The phone rings and rings until the answering machine picks up. While I’m waiting for the beep, I try to figure out how to word what I want to say.
But before I can leave my message, Raymond answers. “Hello?”
“Raymond?” The machine finishes telling me to leave a message, then squawks out a beep. “Raymond, I’m sorry if I woke you up.”
“Hope?”
“Yeah. Listen, I have to tell you some stuff, but I don’t want to tell you how I got the information.”
“Just a minute.” He sounds like he’s underwater. I hear the receiver clunk. A minute later Raymond is back. “This better be good, Hope.”
I fill him in as much as I can without telling him about breaking and entering the crime scene and Coach’s office.
“Wait now,” he says. “How did you…? No. Never mind.” His sigh carries over the phone wires. “What does your mother say about the checks?”

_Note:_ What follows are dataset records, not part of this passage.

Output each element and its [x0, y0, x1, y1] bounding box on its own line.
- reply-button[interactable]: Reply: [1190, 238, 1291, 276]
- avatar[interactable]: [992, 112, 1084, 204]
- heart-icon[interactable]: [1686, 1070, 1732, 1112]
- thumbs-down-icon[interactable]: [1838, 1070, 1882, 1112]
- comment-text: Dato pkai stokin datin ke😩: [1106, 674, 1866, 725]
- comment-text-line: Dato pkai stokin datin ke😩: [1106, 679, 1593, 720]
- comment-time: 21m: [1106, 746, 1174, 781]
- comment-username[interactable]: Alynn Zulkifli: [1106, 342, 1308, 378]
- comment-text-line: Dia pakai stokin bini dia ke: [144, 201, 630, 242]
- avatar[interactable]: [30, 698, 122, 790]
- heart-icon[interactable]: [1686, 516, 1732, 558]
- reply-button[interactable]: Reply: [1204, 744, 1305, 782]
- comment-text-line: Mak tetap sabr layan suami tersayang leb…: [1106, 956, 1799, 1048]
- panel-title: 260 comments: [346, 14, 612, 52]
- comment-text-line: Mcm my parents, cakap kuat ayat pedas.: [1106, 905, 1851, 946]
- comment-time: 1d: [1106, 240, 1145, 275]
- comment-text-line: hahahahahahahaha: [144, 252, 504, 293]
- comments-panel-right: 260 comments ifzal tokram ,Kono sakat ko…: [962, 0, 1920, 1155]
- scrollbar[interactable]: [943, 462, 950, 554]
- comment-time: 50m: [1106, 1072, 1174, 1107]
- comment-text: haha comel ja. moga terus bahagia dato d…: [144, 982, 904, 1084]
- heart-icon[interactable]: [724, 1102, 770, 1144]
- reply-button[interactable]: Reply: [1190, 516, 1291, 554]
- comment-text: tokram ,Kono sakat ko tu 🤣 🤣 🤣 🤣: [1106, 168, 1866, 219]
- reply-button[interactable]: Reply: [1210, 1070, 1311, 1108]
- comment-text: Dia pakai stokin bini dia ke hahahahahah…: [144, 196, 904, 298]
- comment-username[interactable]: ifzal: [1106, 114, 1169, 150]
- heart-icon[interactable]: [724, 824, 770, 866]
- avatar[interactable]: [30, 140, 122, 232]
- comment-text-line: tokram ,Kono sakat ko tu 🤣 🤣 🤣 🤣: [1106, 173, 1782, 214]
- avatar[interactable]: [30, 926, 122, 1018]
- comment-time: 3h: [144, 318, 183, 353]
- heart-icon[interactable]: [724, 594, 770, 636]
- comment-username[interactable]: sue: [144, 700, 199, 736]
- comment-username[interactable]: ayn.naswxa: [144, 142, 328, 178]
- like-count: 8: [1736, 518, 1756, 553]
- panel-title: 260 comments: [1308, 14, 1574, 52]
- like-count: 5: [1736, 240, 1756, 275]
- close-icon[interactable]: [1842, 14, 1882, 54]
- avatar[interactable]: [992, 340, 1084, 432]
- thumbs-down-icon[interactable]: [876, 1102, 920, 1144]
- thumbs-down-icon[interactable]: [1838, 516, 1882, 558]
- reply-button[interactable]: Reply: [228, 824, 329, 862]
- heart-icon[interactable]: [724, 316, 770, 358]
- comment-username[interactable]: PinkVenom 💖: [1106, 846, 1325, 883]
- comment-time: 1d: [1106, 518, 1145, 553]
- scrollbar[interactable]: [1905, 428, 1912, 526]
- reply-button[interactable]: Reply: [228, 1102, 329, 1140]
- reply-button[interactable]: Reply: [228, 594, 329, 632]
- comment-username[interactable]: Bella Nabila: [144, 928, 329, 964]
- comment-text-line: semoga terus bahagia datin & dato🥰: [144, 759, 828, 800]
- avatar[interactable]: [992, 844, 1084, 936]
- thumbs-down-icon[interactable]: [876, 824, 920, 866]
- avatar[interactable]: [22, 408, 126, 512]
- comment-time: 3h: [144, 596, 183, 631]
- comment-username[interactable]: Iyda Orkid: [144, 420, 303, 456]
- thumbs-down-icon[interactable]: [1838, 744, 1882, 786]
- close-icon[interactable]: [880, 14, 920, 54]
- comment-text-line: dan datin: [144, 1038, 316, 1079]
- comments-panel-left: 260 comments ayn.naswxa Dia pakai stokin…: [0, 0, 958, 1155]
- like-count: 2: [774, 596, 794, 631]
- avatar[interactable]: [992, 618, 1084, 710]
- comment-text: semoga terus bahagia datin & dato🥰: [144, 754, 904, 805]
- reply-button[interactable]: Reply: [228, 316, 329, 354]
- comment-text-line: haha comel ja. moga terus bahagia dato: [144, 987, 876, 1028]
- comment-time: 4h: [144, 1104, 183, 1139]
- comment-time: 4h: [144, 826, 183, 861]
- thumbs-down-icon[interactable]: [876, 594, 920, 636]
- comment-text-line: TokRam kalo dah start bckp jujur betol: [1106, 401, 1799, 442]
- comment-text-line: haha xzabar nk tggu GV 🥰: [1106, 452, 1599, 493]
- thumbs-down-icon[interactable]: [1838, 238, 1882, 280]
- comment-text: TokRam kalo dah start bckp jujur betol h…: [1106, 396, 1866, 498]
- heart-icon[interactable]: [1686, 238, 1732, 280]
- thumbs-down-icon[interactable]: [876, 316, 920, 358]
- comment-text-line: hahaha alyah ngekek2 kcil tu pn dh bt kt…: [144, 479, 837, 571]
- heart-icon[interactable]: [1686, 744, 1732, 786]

“I haven’t asked her yet.” I don’t add that I haven’t had a chance to ask because she’s stayed out all night.
“Well, it might not matter.”
“Are you kidding?” I shout. “Raymond, how could that not matter? Don’t tell me I broke into Coach’s office for nothing!”
“I didn’t hear that,” Raymond says, not shocked or surprised, like he’s already figured out that much. “I don’t know about the checks, Hope. But the other things, the loan apps and the bills, nobody’s said anything about Coach’s finances. Where there’s debt, there’s motive. How many loan refusals were there?”
“I’m not sure. Three or four, at least. T.J. could tell you.”
“T.J.?”
Rats! I shouldn’t have brought him into it. Such a long silence follows that I’m not sure if Raymond is still on the line. “Raymond?”
“Hmmm? Sorry. I’m thinking…” More silence. “Okay. I’ll level with you, Hope. Your testimony didn’t help our insanity plea any.”
“I’m sorry, Raymond.” I get a flashback of that second in court when I realized I’d walked right into the prosecution’s trap. Keller looked at me like I’d single-handedly won him his ticket to Washington, D.C., and bigger fish to fry. I can see his nose hair in his left nostril, the bead of sweat on his curled upper lip.
“It’s not just your testimony,” Raymond continues. “My expert witness didn’t do much for us either. Insanity is a hard sell around here. People are too practical.”
“Too insane, if you ask me.”
“Could be,” he admits.
“So what do we do?”
“I think I’m starting to agree with you, to tell the truth,” Raymond says.
“Really?” I’m not sure what I expected. Maybe that this was going to be a much harder sell to Raymond. “That’s great!”
Raymond keeps going, and I think he’s talking to himself more than to me. But I don’t mind. “We need to begin creating doubt, give the jury a few reasons to find Jeremy not guilty.” He sighs. “Thank God for the double plea-not guilty by reason of insanity, and not guilty.”